I was making the cake as a centerpiece for my best friend Natalie's book launch party at the local bookstore Cover to Cover. Another writing friend and I drove over early to help the bookstore owner, our dear friend Sally, set up for the party and greet the guests at they arrived, local authors and librarians, friends and relatives, and fellow members of our children's writing group SCBWI.
Not too long ago I didn't know any of these people.
I'd never heard of SCBWI, the international organization for writers and illustrators of children's books.
I knew approximately one writer, Marsha Thornton Jones, who was my boss when I was working as a teacher in Lexington Kentucky. Turned out she was the best-selling co-author of The Adventures of the Bailey School Kids series. But we never talked about writing in the early years of our friendship.
I "knew" a couple of bookstore owners. But these were bosses too, Karen Davis and Thelma Kidd, the entrepreneurs who started the string of bookstores in Tennessee called Davis-Kidd Booksellers. I met them, briefly, at a company Christmas party when I was working at their Memphis store as a grad student.
The librarians I knew were co-workers, lovely people who talked books and reading with me, but who never knew that I dreamed of being a published writer.
Back then the dream wasn't something I told anyone. It was something I could barely acknowledge to myself. I mean, who the heck was I to imagine my name on a book?
But for years I wrote anyway-- dozens of stories, four novels-- always working on my own-- trying to puzzle out the impenetrable publishing industry, submitting and collecting a growing pile of rejections, celebrating my very few successes with family and close friends, and mourning the many more failures.
Alone.
And then in 2005, I signed up to attend a Highlights Foundation writing retreat. I went because I'd gotten a brochure in the mail and it seemed like a cool idea to have some uninterrupted time to write. What I hadn't counted on was stumbling my way into my first writing community, meeting fellow writers all on various stages of the journey, from relative beginners like me to multiply published authors.

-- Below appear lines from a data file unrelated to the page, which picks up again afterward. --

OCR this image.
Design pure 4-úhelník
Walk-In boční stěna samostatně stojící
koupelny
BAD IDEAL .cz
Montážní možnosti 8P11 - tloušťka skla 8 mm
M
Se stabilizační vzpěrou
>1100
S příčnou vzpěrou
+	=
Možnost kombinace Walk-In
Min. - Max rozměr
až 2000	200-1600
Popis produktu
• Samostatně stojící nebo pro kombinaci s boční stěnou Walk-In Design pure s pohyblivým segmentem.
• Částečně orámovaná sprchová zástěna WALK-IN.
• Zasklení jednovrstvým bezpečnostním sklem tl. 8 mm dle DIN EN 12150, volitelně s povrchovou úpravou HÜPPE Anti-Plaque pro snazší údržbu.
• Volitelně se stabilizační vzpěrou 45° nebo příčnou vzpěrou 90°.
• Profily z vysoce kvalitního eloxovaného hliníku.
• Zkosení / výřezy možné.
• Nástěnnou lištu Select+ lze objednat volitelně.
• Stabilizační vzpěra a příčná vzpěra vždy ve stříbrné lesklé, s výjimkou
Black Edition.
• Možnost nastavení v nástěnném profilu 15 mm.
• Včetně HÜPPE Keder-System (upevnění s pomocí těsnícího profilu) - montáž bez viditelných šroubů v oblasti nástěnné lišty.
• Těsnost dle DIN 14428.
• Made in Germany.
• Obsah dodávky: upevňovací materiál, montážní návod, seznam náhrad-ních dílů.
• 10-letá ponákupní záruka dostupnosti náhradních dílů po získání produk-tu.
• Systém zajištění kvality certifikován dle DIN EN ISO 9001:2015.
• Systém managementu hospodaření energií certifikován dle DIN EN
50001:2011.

I was star-struck that first morning smearing cream cheese on my bagel as I chatted with one woman (I'd read her book!!) who had an agent and an editor and a looming deadline, but who also seemed like a ordinary car-pooling mom like me.
If this person could do it, why couldn't I?
The other writers were friendly and welcoming too. That week they shared success stories and failures. Book deals and rejection collections. Writing and revision tips and industry secrets. They inspired me to keep writing and to put myself out there. They made me believe that my dream was not some crazy thing but something entirely possible.
That one retreat led to other retreats. I heard about SCBWI from someone along the way. I started attending workshops and conferences. I made more writing friends. I found my long-time critique partner in a line for a port-o-potty at another Highlights retreat. I found my first mentor.
It took me eight years from that first retreat to see my first book on the library and bookstore shelves. And since then I've become a part of-- and a creator of -- more writing communities. I have mentors and mentees. Critique partners and too many writing friends to list here. I lead the Central and Southern Ohio chapter of SCBWI and speak at their conferences.
Sometimes I forget that I was once struggling along alone.
Writing is such a solitary activity. Every day it is just You, at your lap top or sitting with a notebook, facing a blinking cursor or a blank page. The publishing industry-- oh man-- it will eat you up alive and spit you out. The rejections never stop coming. The bad reviews can derail you. Book sale numbers, deadlines, marketing pressures....
Failure and success. Self-loathing and elation.
But I am not alone.
The other night I baked a bloody severed finger cake and brought it to my best friend's book launch party.
I took a seat surrounded by my friends and we all celebrated, together, the success of one of our own.